Setidaknya tercatat ada lima kawasan konservasi yang mengalami kebakaran bertepatan pada bulan Agustus ini, yakni Savana Bromo, Taman Nasional Baluran di Situbondo, Gunung Soputan di Sulawesi Utara, Gunung Gede Pangrango di Jawa Barat, dan Gunung Rinjani di Lombok.
Terkait titik awal kebakaran yang ramai diperbincangkan, yakni Bromo, titik api pertama terdeteksi di Blok Savana pada tanggal 3 Agustus lalu. Kondisi ini kemudian meluas dengan cepat dipicu oleh kemarau panjang, angin kencang, aktivitas manusia tanpa izin, serta efek embun upas (frost) yang menyebabkan rumput mengering ekstrem layaknya sekam kering. Dari luasan 60 hektare pada 5 Agustus, api merambat drastis menjadi 520 hektare pada 8 Agustus, memaksa seluruh pintu masuk wisata Bromo ditutup total hingga pertengahan bulan. Medan curam dengan kemiringan 70 derajat pun menjadi tantangan pemadaman darat, sehingga operasi water bombing menggunakan helikopter perlu dikerahkan.
Pola kebakaran yang terjadi secara serentak ini ditangani dengan pengerahan personel berskala besar. Berdasarkan data rekapitulasi, hampir 900 personel gabungan dari berbagai unsur diturunkan secara nasional untuk menjinakkan api di kelima kawasan konservasi tersebut.
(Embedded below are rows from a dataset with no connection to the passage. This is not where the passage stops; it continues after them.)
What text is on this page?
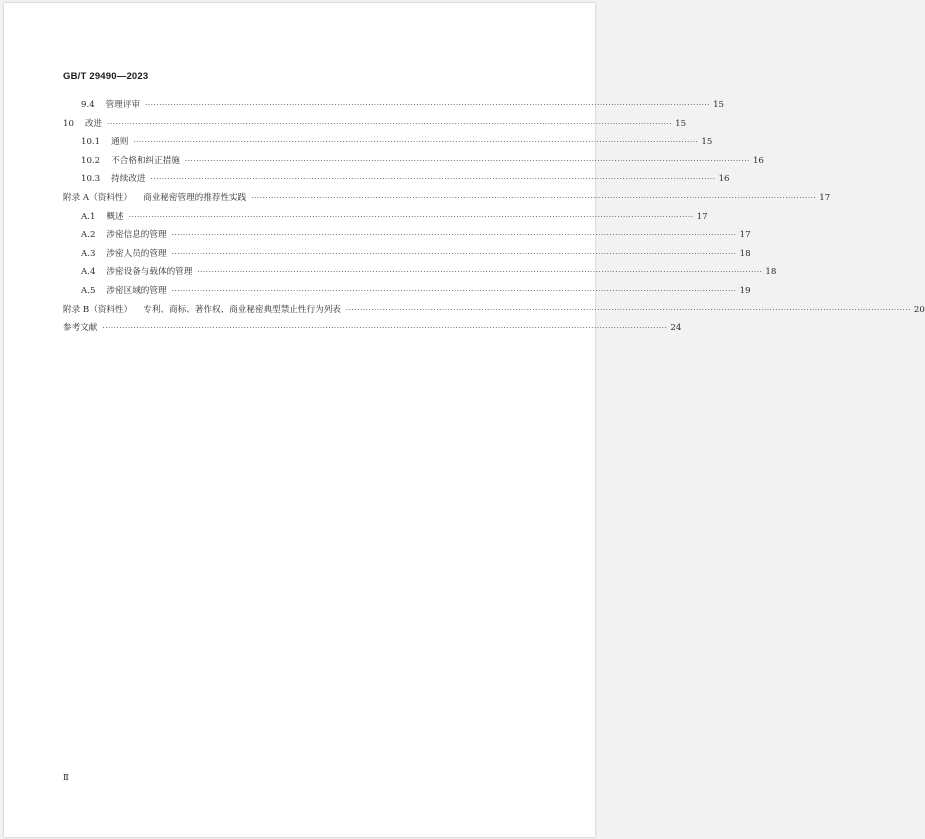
GB/T 29490—2023
9.4 管理评审 ········································································································································································································ 15
10 改进 ········································································································································································································ 15
10.1 通则 ········································································································································································································ 15
10.2 不合格和纠正措施 ········································································································································································································ 16
10.3 持续改进 ········································································································································································································ 16
附录 A（资料性） 商业秘密管理的推荐性实践 ········································································································································································································ 17
A.1 概述 ········································································································································································································ 17
A.2 涉密信息的管理 ········································································································································································································ 17
A.3 涉密人员的管理 ········································································································································································································ 18
A.4 涉密设备与载体的管理 ········································································································································································································ 18
A.5 涉密区域的管理 ········································································································································································································ 19
附录 B（资料性） 专利、商标、著作权、商业秘密典型禁止性行为列表 ········································································································································································································ 20
参考文献 ········································································································································································································ 24
Ⅱ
Jika dilihat pada skala nasional yang lebih luas, kebakaran di lima titik ini baru sebagian kecil dari total kasus karhutla. Berdasarkan data Sistem Pemantauan Karhutla (Sipongi) dari Kementerian Kehutanan, total luasan karhutla dari periode Januari hingga Juni telah menembus angka 107.465 hektare. Angka tersebut naik hingga dua kali lipat jika dibandingkan dengan luasan pada bulan Maret lalu. Provinsi Kalimantan Barat menjadi wilayah paling terdampak, disusul oleh Riau dan Nusa Tenggara Timur. Sementara itu, Jawa Timur, di mana Bromo berada, menyumbang angka kebakaran hingga mendekati 3.000 hektare.
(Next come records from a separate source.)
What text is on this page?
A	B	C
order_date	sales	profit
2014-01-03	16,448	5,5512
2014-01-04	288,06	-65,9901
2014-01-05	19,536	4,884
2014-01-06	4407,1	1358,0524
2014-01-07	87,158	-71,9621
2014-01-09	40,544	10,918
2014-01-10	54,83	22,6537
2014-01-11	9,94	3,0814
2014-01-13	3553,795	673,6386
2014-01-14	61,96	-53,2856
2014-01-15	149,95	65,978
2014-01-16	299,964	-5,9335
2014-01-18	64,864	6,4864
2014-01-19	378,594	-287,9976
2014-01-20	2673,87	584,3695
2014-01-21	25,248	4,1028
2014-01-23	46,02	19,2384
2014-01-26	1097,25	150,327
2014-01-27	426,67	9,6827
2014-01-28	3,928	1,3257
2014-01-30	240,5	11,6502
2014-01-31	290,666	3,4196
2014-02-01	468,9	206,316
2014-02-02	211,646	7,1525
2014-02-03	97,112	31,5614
Akibat meluasnya skala kebakaran, khususnya di pulau Kalimantan dan Sumatera, sebaran asap dilaporkan telah menyeberang melintasi perbatasan negara dan berdampak ke negeri jiran, Malaysia. Hal ini kembali memicu keluhan resmi karena indeks kualitas udara wilayah timur Malaysia tercatat masuk ke dalam kategori tidak sehat.
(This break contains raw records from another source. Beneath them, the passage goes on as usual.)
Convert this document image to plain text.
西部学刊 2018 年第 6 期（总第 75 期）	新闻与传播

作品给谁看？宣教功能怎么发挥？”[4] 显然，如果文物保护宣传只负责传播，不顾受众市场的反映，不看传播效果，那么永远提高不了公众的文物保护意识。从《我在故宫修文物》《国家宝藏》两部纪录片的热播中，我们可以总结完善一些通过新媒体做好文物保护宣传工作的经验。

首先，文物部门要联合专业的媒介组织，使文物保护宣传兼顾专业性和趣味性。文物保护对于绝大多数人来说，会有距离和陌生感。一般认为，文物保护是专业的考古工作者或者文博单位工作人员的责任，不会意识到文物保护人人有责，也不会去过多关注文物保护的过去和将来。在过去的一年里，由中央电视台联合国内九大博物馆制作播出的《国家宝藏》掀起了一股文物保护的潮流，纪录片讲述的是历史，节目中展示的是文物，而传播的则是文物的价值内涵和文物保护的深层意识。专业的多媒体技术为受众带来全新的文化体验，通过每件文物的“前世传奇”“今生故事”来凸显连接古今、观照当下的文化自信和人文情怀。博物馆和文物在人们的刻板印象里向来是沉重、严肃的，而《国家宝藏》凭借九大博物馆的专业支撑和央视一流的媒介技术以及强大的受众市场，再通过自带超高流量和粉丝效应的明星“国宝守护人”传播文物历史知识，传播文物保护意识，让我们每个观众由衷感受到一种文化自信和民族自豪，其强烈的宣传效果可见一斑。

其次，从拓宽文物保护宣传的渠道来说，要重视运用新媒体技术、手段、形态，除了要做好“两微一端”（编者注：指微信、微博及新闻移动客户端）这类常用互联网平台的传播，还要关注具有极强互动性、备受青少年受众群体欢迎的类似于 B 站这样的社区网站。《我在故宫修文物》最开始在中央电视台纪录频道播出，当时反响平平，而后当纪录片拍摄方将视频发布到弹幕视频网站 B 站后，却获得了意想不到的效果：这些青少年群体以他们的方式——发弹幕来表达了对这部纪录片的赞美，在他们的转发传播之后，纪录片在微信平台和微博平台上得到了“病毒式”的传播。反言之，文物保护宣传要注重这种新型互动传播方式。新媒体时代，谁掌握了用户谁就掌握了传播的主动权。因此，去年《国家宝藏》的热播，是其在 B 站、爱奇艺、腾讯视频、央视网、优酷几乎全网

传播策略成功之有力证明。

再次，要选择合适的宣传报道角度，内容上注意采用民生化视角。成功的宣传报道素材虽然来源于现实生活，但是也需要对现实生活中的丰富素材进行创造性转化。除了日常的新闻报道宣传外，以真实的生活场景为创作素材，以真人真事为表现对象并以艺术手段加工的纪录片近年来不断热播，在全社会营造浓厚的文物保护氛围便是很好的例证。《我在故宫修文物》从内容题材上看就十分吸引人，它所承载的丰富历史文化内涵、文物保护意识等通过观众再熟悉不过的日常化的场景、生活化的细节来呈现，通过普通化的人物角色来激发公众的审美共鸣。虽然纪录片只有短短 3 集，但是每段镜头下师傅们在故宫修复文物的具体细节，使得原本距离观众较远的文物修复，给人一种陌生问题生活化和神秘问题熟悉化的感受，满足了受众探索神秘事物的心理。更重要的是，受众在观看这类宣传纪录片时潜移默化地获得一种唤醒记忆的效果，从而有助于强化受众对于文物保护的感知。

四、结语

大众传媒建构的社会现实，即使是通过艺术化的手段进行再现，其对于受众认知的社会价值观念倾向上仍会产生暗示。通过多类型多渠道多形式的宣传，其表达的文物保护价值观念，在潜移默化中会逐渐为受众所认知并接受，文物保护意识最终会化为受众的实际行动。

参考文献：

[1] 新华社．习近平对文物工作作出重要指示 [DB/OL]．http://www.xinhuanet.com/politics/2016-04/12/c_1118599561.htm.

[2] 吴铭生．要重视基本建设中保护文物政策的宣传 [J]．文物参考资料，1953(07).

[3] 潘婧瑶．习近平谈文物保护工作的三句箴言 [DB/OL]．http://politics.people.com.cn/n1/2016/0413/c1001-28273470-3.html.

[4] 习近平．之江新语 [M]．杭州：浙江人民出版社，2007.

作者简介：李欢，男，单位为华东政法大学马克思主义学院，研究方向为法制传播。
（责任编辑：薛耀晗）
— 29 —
Terkait dengan masuknya asap lintas batas ini, Wakil Menteri Perhubungan Sarawak, Datuk Henry Harry Jine, turut memberikan tanggapannya. "Ini bukan masalah yang terjadi sekali waktu saja, ini terjadi hampir setiap tahun dan sebagian besar berasal dari seberang perbatasan, karena aktivitas di luar kendali kami," ungkapnya.
Menanggapi permasalahan asap lintas batas tersebut, Badan Nasional Penanggulangan Bencana (BNPB) melaporkan bahwa citra satelit memang mendeteksi penyeberangan asap menuju wilayah Malaysia, utamanya dari perbatasan Kalimantan Barat pada kurun waktu tanggal 4, 6, dan 9 Agustus. Namun di sisi lain, ditegaskan pula bahwa tidak seluruh kabut asap yang menyelimuti Sarawak sepenuhnya bersumber dari Indonesia.
Untuk menekan laju karhutla, pemerintah Indonesia di tingkat nasional telah mengambil langkah cepat dengan mengaktifkan kembali desk koordinasi penanganan Karhutla di bawah Kementerian Koordinator Bidang Politik, Hukum, dan Keamanan (Kemenko Polkam). Status siaga darurat juga sudah diberlakukan pada enam provinsi rawan, yakni Riau, Jambi, Sumatera Selatan, Kalimantan Barat, Kalimantan Tengah, dan Kalimantan Selatan.
Di lapangan, operasi teknologi modifikasi cuaca dan water bombing terus diprioritaskan, meski efektivitasnya sangat dipengaruhi oleh ketersediaan awan penyemai hujan. Sementara itu, Kementerian Kehutanan juga menggencarkan patroli terpadu guna menjaga garis perbatasan agar kebakaran tidak kembali meluas dan meminimalisasi penyebaran asap lintas negara.